I recently came across this handy-dandy infographic in a posting from Tom Murdock of Acquia (update: I was finally able to find the original source, which turned out to be a LinkedIn post by Albert Barron, a software architect at IBM), that I liked a lot. It explains the various “… as a service” models using everyone’s food favorite—PIZZA as the analogy.
Let's first look at the traditional on-premises world of content management systems. In the pizza world that translates into you doing everything yourself—everything from getting the ingredients together, to having the equipment needed to turn those ingredients into a cooked pizza, to supplying the dining table and beverages for your complete pizza dinner. If you’re into creating your own home-grown CMS, I suppose you could stretch the analogy to say that you’ve gone to the extreme of growing your own tomatoes, milking your own cows and kneading your own dough.

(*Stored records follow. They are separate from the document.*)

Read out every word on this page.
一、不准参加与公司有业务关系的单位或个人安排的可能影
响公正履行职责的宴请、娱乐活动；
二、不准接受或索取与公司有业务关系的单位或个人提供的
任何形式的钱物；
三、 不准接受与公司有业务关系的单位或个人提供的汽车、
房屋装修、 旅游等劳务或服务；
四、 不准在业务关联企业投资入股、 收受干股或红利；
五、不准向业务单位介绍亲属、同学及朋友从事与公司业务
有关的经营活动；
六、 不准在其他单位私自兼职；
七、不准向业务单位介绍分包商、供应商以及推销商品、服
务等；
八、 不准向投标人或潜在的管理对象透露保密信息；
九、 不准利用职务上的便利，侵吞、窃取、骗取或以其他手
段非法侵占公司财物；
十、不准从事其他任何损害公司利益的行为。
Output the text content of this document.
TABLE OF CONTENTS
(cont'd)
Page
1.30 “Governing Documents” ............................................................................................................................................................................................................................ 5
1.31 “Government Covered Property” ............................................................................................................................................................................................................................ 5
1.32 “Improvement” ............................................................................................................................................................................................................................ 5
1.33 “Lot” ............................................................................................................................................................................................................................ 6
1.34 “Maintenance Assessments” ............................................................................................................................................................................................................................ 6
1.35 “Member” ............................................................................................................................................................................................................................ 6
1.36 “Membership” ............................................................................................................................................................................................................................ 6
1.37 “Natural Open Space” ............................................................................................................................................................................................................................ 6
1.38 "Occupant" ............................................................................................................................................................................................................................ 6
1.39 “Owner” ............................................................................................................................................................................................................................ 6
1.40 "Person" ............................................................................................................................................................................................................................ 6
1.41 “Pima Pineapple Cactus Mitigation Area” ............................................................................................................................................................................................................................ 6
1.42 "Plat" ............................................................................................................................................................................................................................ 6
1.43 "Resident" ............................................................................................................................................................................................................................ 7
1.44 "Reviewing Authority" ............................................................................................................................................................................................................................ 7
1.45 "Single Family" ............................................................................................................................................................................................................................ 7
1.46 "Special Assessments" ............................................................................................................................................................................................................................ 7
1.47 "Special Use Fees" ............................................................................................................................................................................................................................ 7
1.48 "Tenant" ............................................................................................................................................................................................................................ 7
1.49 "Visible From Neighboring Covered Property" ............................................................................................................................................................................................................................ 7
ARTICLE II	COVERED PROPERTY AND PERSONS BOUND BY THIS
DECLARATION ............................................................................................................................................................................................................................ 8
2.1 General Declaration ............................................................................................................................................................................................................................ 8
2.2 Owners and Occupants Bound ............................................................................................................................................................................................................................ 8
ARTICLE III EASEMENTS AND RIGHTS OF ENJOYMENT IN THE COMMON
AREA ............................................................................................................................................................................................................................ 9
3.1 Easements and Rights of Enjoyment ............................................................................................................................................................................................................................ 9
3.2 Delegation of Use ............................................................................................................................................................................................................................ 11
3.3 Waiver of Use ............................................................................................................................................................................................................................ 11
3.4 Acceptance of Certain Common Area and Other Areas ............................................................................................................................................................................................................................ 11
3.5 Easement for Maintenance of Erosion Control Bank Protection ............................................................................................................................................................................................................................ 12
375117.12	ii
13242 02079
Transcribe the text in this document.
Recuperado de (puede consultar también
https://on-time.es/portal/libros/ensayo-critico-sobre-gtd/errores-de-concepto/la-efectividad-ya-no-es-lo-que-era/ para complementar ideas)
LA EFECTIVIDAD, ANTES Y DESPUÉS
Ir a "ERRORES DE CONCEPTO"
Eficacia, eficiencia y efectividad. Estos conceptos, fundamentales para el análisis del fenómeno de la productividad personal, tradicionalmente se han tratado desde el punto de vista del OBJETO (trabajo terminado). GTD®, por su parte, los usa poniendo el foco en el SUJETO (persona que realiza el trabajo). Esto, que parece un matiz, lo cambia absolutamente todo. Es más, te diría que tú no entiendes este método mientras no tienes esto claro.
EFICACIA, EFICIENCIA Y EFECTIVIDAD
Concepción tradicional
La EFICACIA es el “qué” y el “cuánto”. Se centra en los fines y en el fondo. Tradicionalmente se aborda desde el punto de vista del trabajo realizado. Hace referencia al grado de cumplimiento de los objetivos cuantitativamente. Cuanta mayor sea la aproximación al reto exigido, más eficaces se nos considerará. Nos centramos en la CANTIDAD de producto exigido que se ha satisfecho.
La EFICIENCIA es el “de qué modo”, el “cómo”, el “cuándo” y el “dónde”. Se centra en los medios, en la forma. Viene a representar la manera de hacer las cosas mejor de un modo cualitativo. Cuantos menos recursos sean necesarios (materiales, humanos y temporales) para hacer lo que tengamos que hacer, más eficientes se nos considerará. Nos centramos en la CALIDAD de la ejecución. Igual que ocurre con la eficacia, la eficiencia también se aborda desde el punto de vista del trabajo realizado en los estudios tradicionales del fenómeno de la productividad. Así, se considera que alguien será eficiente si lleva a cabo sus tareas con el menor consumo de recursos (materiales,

Think of “Take and Bake” or “Go Get that Frozen Pizza” as an analogy for Infrastructure as a Service. All you need worry about is the stuff needed to warm and serve that pizza. In the CMS world, IaaS usually means having the vendor take care of the hardware running the content management system, making sure the server, storage, load balancers, network and what-all are at peak performance.
With Platform as a Service, you don’t even have to manage the underlying operating hardware or software. In the pizza world, all you need to do is set the table, because the pie will be delivered to you ready-to-eat. In the CMS world, the only thing you need to be concerned with is the CMS itself. The infrastructure and platform is taken care of by the vendor. And finally, we end up with Software as a Service. Pizza-wise, you’re dining out and enjoying a thin-crust or deep dish Chicago-style pie. In CMS-land, you’re free to concentrate on content for your website and your marketing initiatives, and don’t have to worry about patches, security, and maintenance upgrades.
For example, with Ektron SaaS (you knew I was going there, didn’t you?), you can put resources on business innovation, not on datacenter overhead. You get agility, because you can easily create and manage content without involving IT. You get peace of mind, because installation, provisioning, and monitoring are taken care of by Ektron. And you should see lower costs and reduce overall website technology spending by lowering upfront investments and scaling needs based on actual demands.